The thermal resistance “junction-to-ambient” θJA of a leadless plastic package P-VQFN-24 on a 4-layer (2s2p) PCB according to standard JESD51-7 was calculated using the FE code ANSYS® and measured using samples with thermal test dies. Measurements were done for chip sizes of 1.6mm2 and 3.2mm2, calculations for several die sizes to cover the possible range of this package from 0.5–4.2mm2. Package mounting on two different PCB types was investigated: one has an insulating solder resist layer in the area below the exposed die pad of the package, the other has Cu-lands for die pad soldering and 4 thermal vias for heat conduction to a buried Cu-ground layer. With this mounting condition, θJA can be reduced from 88 to 46 K/W and from 80 to 43 K/W for the small and the larger die, respectively.

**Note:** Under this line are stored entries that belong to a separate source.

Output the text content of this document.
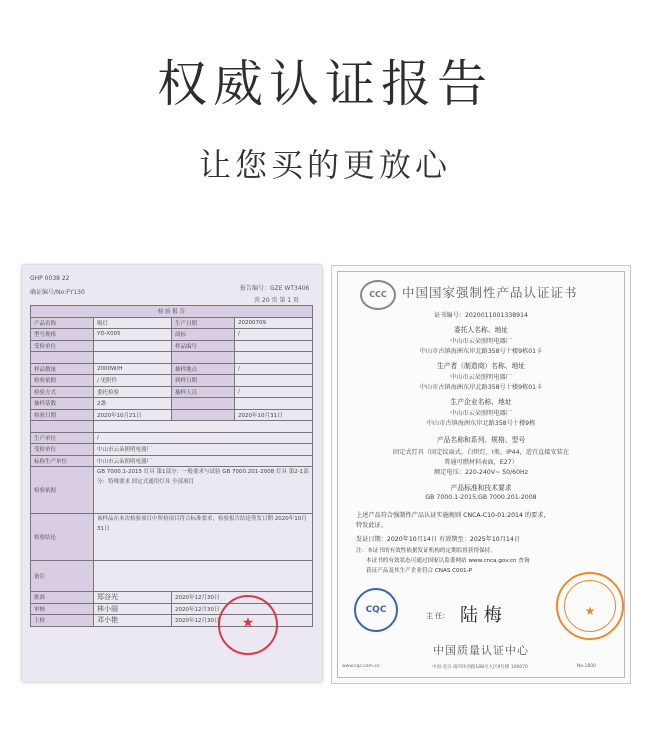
权威认证报告
让您买的更放心
GHP 0038 22
确证编号/No:FY130
报告编号：GZE WT3406
共 20 页 第 1 页
检 验 报 告			
产品名称	吸灯	生产日期	20200709
型号规格	YD-X005	商标	/
受检单位		样品编号	

样品数量	2000W/H	抽样地点	/
检验依据	/ 见附件	到样日期	
检验方式	委托检验	抽样人员	/
抽样基数	2盏		
检验日期	2020年10月21日		2020年10月31日

生产单位	/		
受检单位	中山市云朵照明电器厂		
标称生产单位	中山市云朵照明电器厂		
检验依据	GB 7000.1-2015 灯具 第1部分：一般要求与试验 GB 7000.201-2008 灯具 第2-1部分：特殊要求 固定式通用灯具 全部项目		
检验结论	该样品在本次检验项目中所检项目符合标准要求，检验报告结论签发日期 2020年10月31日		
备注			
批准	郑谷光	2020年12月30日	
审核	林小丽	2020年12月30日	
主检	邓小艳	2020年12月30日		★
CCC	中国国家强制性产品认证证书
证书编号：2020011001338914
委托人名称、地址
中山市云朵照明电器厂
中山市古镇海洲东岸北路358号十楼9栋01卡
生产者（制造商）名称、地址
中山市云朵照明电器厂
中山市古镇海洲东岸北路358号十楼9栋01卡
生产企业名称、地址
中山市云朵照明电器厂
中山市古镇海洲东岸北路358号十楼9栋
产品名称和系列、规格、型号
固定式灯具（固定纹面式，白炽灯，I类，IP44，适宜直接安装在
普通可燃材料表面，E27）
额定电压：220-240V~ 50/60Hz
产品标准和技术要求
GB 7000.1-2015;GB 7000.201-2008
上述产品符合强制性产品认证实施规则 CNCA-C10-01:2014 的要求，
特发此证。
发证日期：2020年10月14日 有效期至：2025年10月14日
注：本证书的有效性依据发证机构的定期监督获得保持。
本证书的有效状态可通过国家认监委网站 www.cnca.gov.cn 查询
获证产品及其生产企业符合 CNAS C001-P
CQC
主 任： 陆 梅	★
中国质量认证中心
www.cqc.com.cn	中国·北京·南四环西路188号九区9号楼 100070	No.1800
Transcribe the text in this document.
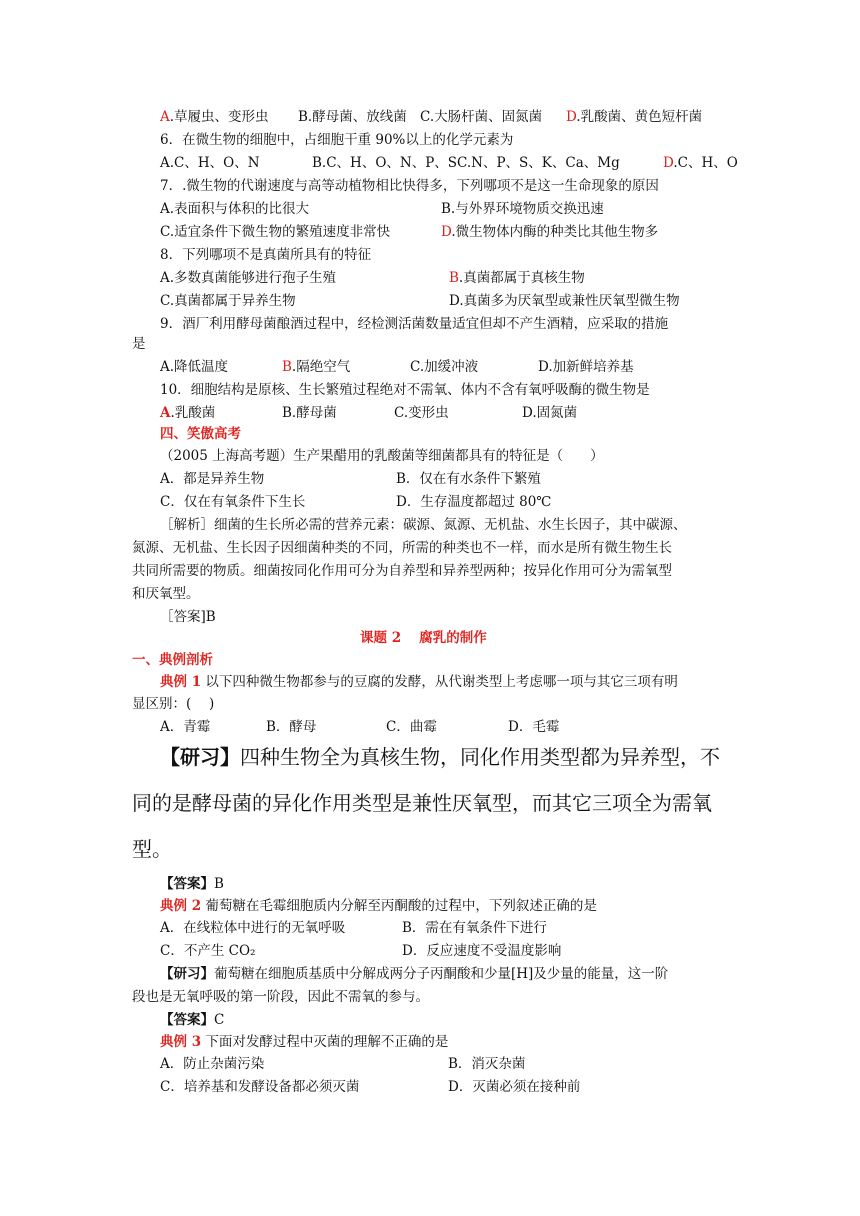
A.草履虫、变形虫 B.酵母菌、放线菌 C.大肠杆菌、固氮菌 D.乳酸菌、黄色短杆菌
6．在微生物的细胞中，占细胞干重 90%以上的化学元素为
A.C、H、O、N	B.C、H、O、N、P、SC.N、P、S、K、Ca、Mg	D.C、H、O
7．.微生物的代谢速度与高等动植物相比快得多，下列哪项不是这一生命现象的原因
A.表面积与体积的比很大	B.与外界环境物质交换迅速
C.适宜条件下微生物的繁殖速度非常快	D.微生物体内酶的种类比其他生物多
8．下列哪项不是真菌所具有的特征
A.多数真菌能够进行孢子生殖	B.真菌都属于真核生物
C.真菌都属于异养生物	D.真菌多为厌氧型或兼性厌氧型微生物
9．酒厂利用酵母菌酿酒过程中，经检测活菌数量适宜但却不产生酒精，应采取的措施
是
A.降低温度	B.隔绝空气	C.加缓冲液	D.加新鲜培养基
10．细胞结构是原核、生长繁殖过程绝对不需氧、体内不含有氧呼吸酶的微生物是
A.乳酸菌	B.酵母菌	C.变形虫	D.固氮菌
四、笑傲高考
（2005 上海高考题）生产果醋用的乳酸菌等细菌都具有的特征是（　　）
A．都是异养生物	B．仅在有水条件下繁殖
C．仅在有氧条件下生长	D．生存温度都超过 80℃
［解析］细菌的生长所必需的营养元素：碳源、氮源、无机盐、水生长因子，其中碳源、
氮源、无机盐、生长因子因细菌种类的不同，所需的种类也不一样，而水是所有微生物生长
共同所需要的物质。细菌按同化作用可分为自养型和异养型两种；按异化作用可分为需氧型
和厌氧型。
［答案]B
课题 2　 腐乳的制作
一、典例剖析
典例 1 以下四种微生物都参与的豆腐的发酵，从代谢类型上考虑哪一项与其它三项有明
显区别：(　 )
A．青霉	B．酵母	C．曲霉	D．毛霉
【研习】四种生物全为真核生物，同化作用类型都为异养型，不
同的是酵母菌的异化作用类型是兼性厌氧型，而其它三项全为需氧
型。
【答案】B
典例 2 葡萄糖在毛霉细胞质内分解至丙酮酸的过程中，下列叙述正确的是
A．在线粒体中进行的无氧呼吸	B．需在有氧条件下进行
C．不产生 CO₂	D．反应速度不受温度影响
【研习】葡萄糖在细胞质基质中分解成两分子丙酮酸和少量[H]及少量的能量，这一阶
段也是无氧呼吸的第一阶段，因此不需氧的参与。
【答案】C
典例 3 下面对发酵过程中灭菌的理解不正确的是
A．防止杂菌污染	B．消灭杂菌
C．培养基和发酵设备都必须灭菌	D．灭菌必须在接种前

However with the die pad soldered to the PCB also 3 of 14 samples showed a θJA of about 60K/W in measurements. If these samples where omitted, measurement and simulation agreed within 6% or better. To clarify the cause of the bad thermal performance of some samples, an analysis using Acoustic Scanning Microscopy (SAM), X-ray photography and finally cross-sectioning was done. Die attach and solder quality was found to be good. The reason for bad thermal performance was the thermal via quality. The metal wall thickness in a via hole always steadily decreased with depth, in some vias of bad samples even to zero before contacting the buried ground plane. In that case a thermal via has no effect any more. Besides presenting thermal data of the VQFN-24 package, the work also shows the strong influence of PCB mounting details on the thermal performance of packages with exposed die pad.